Amid Faljaoui

Et si le véritable indicateur du bonheur national… c’était la durée du repas en famille ?

C’est ce que révèle, de manière presque dérangeante pour les économistes classiques, le World Happiness Report 2025 publié par l’ONU et Gallup.

Comme chaque année, les pays nordiques dominent le classement. La Finlande arrive en tête, suivie du Danemark, de la Suède, de la Norvège. Des pays riches, oui — mais surtout des pays où la confiance dans les autres reste forte. Des sociétés où l’on rend un portefeuille trouvé dans la rue. Où l’on continue à partager des repas, ensemble.

Mais cette année, deux pays inattendus s’invitent dans le top 10 mondial : le Costa Rica et le Mexique. Pas des champions du PIB. Pas non plus les mieux classés sur le plan des inégalités. Alors comment expliquer leur percée dans ce classement du bonheur ?

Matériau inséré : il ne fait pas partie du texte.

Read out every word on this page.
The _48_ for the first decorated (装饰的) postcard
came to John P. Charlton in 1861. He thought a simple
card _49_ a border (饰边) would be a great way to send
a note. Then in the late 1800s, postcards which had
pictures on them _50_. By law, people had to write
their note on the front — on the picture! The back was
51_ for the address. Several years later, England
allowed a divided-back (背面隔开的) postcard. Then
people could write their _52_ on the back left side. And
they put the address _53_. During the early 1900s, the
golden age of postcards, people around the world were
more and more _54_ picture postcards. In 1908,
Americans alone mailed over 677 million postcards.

Une réponse : la force du lien social. Des familles nombreuses. Des repas pris à plusieurs. Des traditions où le repas reste un moment structurant. Les chercheurs vont jusqu’à mesurer la taille optimale d’un foyer pour maximiser le bonheur : quatre à cinq personnes. À ce stade, le collectif devient un amortisseur émotionnel puissant.

“Le repas est l’un des derniers moments réellement anticapitalistes”

Ce constat, étonnamment, rejoint une réflexion de Jacques Attali : « Le repas est l’un des derniers moments réellement anticapitalistes. »

Un moment gratuit, improductif, non-marchand. Un moment où l’on n’achète rien, où l’on ne vend rien. Où l’on parle, où l’on rit, où l’on crée du lien.

Et c’est justement pour cela que tout a été fait depuis un siècle pour l’effacer : grignotage, plats industriels, restauration ultra-rapide, sucre omniprésent. Le temps du repas s’est effondré. Il est devenu une fonction logistique, alors qu’il fut longtemps un pilier de la cohésion sociale.

Résultat ? Dans certains pays, le nombre de repas pris seuls a explosé. Et avec lui, les indicateurs de détresse : isolement, dépression, addictions. Des phénomènes que l’on regarde souvent sous un prisme sanitaire, alors qu’ils sont profondément économiques.

Le repas collectif comme véritable stratégie de résilience sociale

Et si la vraie question n’était plus seulement “combien produisons-nous ?”, mais “combien de temps passons-nous ensemble, autour d’une table ?” Et si la relance du repas collectif devenait une véritable stratégie de résilience sociale ?

Le bonheur a encore un goût. Celui d’un plat cuisiné maison, partagé avec quatre autres personnes. Ce n’est pas très scalable. Mais c’est redoutablement efficace.